The report also revealed a notable expansion in participation within the Contributory Pension Scheme, as about 400,000 new workers from both the public and private sectors enrolled in January. This surge raised the total number of Retirement Savings Account holders to approximately 11.08 million, signaling wider acceptance of the pension program among Nigerian employers and employees.

Investment data from the report shows that pension fund administrators continue to favor relatively stable and secure assets, particularly government-backed instruments. Securities issued by the Federal Government of Nigeria accounted for roughly 60 percent of the entire pension portfolio. Out of the N28.03 trillion assets, FGN securities alone held N16.6 trillion, including N15.6 trillion in bonds and N894 billion in treasury bills. Other investments included N2.75 trillion in money market instruments and N2.23 trillion in corporate debt securities.

Industry experts say the increase in pension assets was driven by a mix of factors, including new contributions from workers, interest earnings from fixed-income investments, and profits realized from equities and mutual funds. The steady inflow of contributors and the consistent returns on investments have helped the sector maintain strong growth, even as some state governments continue to struggle with delays in remitting pension contributions.
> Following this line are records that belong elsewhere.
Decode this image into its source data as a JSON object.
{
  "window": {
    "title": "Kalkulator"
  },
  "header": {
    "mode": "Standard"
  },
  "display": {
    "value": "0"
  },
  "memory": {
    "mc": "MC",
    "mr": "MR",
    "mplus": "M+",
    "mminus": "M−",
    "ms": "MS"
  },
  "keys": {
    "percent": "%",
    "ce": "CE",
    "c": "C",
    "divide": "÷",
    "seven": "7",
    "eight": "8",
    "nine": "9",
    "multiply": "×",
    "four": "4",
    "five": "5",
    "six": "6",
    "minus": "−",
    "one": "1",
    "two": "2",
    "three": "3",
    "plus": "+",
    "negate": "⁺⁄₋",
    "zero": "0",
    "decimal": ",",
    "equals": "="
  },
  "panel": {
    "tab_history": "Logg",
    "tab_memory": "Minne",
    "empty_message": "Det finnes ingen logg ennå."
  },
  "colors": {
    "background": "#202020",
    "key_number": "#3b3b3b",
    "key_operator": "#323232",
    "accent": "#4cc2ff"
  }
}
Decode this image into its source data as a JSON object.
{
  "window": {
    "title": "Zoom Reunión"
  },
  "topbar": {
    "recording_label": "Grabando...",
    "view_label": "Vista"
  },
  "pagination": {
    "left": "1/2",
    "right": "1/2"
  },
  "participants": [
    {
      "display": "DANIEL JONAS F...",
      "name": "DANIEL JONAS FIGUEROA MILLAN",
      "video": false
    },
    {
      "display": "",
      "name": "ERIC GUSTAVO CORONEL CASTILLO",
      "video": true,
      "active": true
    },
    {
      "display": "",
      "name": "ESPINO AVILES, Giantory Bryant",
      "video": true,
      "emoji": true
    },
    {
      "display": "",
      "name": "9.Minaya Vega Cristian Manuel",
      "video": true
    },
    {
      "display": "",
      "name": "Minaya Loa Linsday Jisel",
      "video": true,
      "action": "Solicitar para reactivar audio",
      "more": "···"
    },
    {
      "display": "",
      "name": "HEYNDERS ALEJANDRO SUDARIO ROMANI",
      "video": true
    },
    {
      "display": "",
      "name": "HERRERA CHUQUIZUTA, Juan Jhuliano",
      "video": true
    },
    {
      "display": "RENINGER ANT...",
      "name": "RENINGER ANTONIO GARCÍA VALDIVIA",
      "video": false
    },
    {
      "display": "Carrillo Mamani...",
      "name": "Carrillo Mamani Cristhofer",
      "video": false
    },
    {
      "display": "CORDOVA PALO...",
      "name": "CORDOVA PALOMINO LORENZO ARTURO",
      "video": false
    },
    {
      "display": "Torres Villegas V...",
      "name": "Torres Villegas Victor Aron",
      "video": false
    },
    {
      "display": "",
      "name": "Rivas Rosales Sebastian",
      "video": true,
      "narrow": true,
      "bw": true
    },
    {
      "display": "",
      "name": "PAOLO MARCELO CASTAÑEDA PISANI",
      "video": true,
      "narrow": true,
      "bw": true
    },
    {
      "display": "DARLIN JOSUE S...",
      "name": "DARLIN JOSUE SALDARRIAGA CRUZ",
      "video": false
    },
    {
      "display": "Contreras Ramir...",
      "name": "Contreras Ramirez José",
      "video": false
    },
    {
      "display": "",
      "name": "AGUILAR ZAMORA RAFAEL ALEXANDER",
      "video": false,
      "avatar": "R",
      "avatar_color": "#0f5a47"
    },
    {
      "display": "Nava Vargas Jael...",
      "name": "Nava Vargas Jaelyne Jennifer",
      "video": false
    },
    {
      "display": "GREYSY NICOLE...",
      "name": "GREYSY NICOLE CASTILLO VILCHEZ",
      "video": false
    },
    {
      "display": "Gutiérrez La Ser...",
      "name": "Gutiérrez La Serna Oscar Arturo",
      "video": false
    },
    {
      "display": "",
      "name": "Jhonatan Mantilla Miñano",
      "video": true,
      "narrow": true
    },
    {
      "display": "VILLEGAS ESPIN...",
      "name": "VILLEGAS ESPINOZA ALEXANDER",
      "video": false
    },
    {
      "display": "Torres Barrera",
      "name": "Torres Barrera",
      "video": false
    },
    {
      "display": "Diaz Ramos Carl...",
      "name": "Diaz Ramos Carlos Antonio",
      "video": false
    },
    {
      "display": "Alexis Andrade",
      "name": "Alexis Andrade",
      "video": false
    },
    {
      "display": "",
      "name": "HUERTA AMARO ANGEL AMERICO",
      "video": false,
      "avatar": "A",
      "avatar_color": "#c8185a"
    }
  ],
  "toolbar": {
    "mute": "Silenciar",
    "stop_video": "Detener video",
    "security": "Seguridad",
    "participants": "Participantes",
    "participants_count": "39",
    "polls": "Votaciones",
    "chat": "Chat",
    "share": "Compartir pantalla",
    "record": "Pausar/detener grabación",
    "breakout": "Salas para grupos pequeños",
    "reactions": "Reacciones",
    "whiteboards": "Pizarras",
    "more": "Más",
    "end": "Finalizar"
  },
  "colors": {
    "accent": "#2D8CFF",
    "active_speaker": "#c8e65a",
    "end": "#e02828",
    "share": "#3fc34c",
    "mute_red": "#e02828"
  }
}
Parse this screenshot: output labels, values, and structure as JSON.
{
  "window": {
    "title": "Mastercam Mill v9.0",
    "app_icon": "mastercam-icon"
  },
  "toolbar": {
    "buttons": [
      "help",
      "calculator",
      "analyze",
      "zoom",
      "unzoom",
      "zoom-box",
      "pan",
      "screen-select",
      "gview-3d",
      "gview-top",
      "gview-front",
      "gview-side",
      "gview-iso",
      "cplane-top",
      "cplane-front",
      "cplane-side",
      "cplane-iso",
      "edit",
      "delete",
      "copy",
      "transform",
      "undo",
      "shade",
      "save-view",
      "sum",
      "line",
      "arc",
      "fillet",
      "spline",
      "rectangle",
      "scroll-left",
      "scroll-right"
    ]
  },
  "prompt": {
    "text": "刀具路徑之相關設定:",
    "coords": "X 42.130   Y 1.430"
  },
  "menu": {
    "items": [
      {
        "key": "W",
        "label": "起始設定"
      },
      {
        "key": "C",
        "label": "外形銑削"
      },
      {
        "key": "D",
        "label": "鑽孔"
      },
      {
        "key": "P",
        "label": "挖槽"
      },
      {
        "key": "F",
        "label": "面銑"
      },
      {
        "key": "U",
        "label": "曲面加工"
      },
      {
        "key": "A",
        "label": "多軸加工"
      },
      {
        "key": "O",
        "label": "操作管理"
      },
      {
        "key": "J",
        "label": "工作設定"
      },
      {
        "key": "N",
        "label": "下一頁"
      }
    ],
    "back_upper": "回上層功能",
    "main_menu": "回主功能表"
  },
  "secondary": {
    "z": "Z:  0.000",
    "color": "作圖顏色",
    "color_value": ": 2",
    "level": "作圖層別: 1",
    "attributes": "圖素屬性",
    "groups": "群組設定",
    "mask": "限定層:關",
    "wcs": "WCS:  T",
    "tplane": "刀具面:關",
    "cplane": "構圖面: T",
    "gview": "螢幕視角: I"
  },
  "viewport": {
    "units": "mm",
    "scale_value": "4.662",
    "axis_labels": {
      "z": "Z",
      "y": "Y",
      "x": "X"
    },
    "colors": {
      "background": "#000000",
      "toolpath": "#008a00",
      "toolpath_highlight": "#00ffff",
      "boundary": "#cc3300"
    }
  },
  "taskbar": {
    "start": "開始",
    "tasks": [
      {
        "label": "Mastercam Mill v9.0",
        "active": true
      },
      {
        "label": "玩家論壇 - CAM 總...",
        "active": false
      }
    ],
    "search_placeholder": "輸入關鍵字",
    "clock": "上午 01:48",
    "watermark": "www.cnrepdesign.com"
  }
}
Despite the encouraging figures, the Director-General of the National Pension Commission, Omolola Oloworaran, noted that challenges still exist within the system. She explained that rising inflation continues to weaken the purchasing power of retirees, while delays in the payment of accrued rights remain a concern. According to her, the commission is working closely with the Federal Government of Nigeria to develop sustainable solutions that will ensure retirees receive their benefits promptly and with less administrative stress, reinforcing the pension sector’s role as a key pillar of Nigeria’s financial stability in 2026.